Risk alone does not determine priority in the model. The paper pairs quantum risk with a Migration Time Score that estimates how difficult it would be to make a use case quantum safe.

Migration time is based on three factors. Solution availability reflects the maturity and deployment status of post-quantum cryptographic options. Execution cost and time captures the effort required to implement those options in production systems. External dependencies measure reliance on vendors, standards bodies, regulators, and partners.

Each factor uses the same one-to-three scale. Higher scores indicate longer timelines and greater complexity. Averaging these inputs produces a single Migration Time Score.

From scores to action

The two scores are combined in a simple matrix that assigns use cases to high, medium, or low priority categories. High priority includes systems with elevated quantum risk that either have near-term migration paths or require early planning due to long dependency chains. Medium priority includes use cases that align with routine upgrade cycles or have moderate exposure. Low priority covers systems with limited risk and minimal urgency.

The authors stress that the scoring exercise itself delivers value. Creating a complete inventory of cryptographic use cases forces organizations to document dependencies, data lifetimes, and upgrade constraints. This visibility supports informed planning even when precise timelines remain uncertain.

Point of sale systems show long-range challenges

One example in the paper analyzes point of sale systems used for card payments. These terminals rely on public key cryptography for offline transaction signing and handle sensitive payment data. The Quantum Risk Score lands in the middle range due to long-lived keys and broad physical exposure.

The Migration Time Score is high. Payment terminals follow multi-year hardware refresh cycles, and the ecosystem includes payment networks, card issuers, terminal vendors, and standards bodies. Post-quantum specifications for card payments remain in development. The framework places point of sale systems in a category that calls for early inclusion in long-term roadmaps, with planning aligned to hardware lifecycles and vendor timelines.

Public websites emerge as early candidates

A second example focuses on public-facing websites.

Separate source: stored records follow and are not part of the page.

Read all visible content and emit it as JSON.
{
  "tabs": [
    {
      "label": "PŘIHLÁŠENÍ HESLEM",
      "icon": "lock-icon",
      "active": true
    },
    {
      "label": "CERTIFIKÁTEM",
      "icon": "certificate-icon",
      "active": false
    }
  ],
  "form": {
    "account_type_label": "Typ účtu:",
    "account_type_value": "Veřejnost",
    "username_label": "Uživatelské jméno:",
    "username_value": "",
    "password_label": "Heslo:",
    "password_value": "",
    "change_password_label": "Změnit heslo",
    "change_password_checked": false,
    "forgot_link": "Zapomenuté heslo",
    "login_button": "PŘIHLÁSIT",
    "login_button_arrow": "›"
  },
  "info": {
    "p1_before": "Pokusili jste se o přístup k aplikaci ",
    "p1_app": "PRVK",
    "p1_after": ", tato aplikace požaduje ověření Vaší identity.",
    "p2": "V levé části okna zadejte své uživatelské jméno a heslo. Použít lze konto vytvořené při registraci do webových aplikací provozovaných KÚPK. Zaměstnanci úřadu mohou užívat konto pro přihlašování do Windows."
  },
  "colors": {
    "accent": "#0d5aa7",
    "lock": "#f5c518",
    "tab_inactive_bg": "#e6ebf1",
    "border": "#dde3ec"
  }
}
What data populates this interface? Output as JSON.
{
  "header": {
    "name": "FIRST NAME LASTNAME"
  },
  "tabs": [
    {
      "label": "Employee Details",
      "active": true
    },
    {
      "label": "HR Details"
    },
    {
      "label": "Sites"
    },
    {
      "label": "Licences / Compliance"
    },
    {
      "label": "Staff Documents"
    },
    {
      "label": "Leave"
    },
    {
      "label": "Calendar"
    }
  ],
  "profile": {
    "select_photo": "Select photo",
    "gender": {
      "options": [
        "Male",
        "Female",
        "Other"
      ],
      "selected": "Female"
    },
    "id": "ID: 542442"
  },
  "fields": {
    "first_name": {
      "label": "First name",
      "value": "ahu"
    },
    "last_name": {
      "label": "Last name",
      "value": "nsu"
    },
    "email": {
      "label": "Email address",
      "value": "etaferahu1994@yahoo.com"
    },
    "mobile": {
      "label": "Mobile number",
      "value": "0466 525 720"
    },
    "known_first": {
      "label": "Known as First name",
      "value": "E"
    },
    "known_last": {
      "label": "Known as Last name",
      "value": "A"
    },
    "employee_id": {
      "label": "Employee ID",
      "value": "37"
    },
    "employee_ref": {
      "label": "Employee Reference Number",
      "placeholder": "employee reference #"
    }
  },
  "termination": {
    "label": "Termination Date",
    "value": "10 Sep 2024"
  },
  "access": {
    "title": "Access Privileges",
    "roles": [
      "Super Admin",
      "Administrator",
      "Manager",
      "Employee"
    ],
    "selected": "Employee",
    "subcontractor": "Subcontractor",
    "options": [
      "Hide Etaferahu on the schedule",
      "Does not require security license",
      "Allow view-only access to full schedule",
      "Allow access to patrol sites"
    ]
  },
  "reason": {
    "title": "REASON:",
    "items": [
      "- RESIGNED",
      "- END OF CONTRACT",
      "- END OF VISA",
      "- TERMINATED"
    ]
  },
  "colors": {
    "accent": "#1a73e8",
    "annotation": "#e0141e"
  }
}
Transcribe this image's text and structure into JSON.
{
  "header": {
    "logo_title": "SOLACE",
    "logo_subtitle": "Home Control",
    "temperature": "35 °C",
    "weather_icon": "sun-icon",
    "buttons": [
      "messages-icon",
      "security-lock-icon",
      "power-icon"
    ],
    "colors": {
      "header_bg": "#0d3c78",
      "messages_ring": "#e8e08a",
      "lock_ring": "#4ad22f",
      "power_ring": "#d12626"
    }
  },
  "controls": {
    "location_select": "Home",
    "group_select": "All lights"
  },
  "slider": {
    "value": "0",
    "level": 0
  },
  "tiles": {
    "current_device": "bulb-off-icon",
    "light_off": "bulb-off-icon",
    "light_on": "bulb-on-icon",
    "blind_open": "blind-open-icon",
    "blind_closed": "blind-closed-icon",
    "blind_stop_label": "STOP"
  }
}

These systems depend on TLS for authentication and confidentiality and often transmit customer credentials and financial data. The Quantum Risk Score is medium due to long data retention periods and exposure over public networks.

Migration time for websites scores low. Hybrid post-quantum TLS key agreement mechanisms already appear in major browsers, operating systems, and content delivery networks. The paper identifies public websites as a practical starting point for deploying post-quantum protections through standard software upgrades and configuration changes.

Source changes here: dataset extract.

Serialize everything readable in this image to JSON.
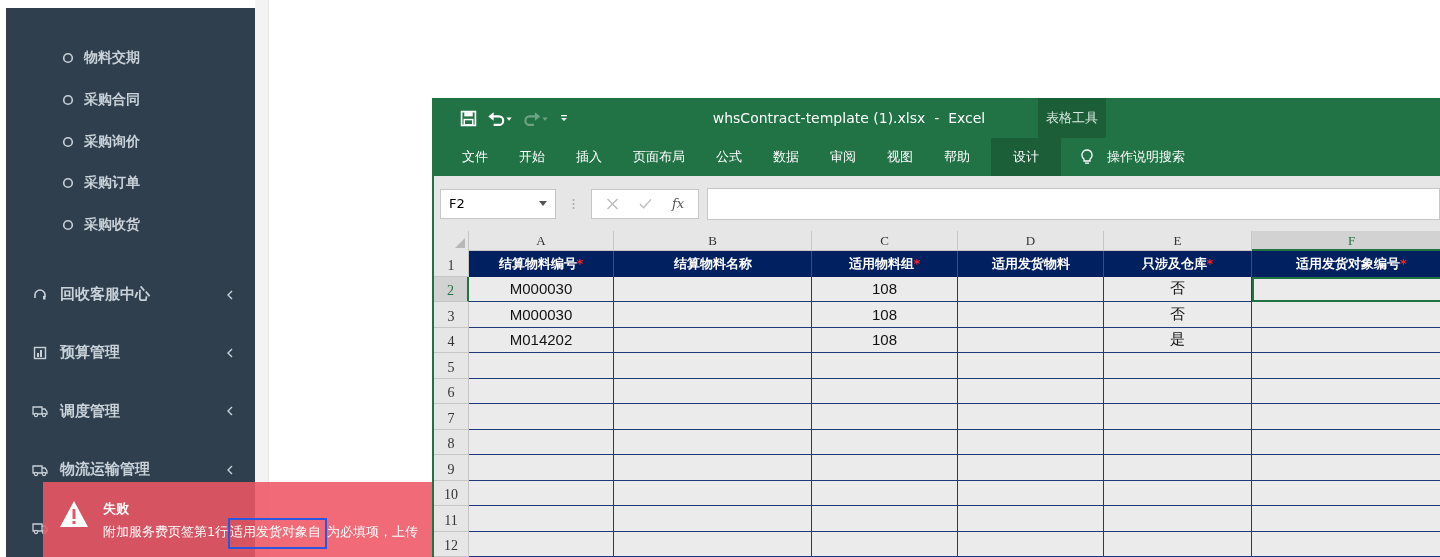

Cleaning up cryptographic antipatterns

The research also highlights cryptographic antipatterns that increase long-term risk and complicate future migrations. Examples include manual certificate management, hard-coded credentials, inconsistent TLS configurations, and outdated protocol support.

The authors recommend identifying and remediating these practices early as part of quantum readiness work. Addressing antipatterns improves governance, reduces operational risk, and supports cryptographic agility. The paper presents these steps as actions that strengthen security posture while easing future transitions.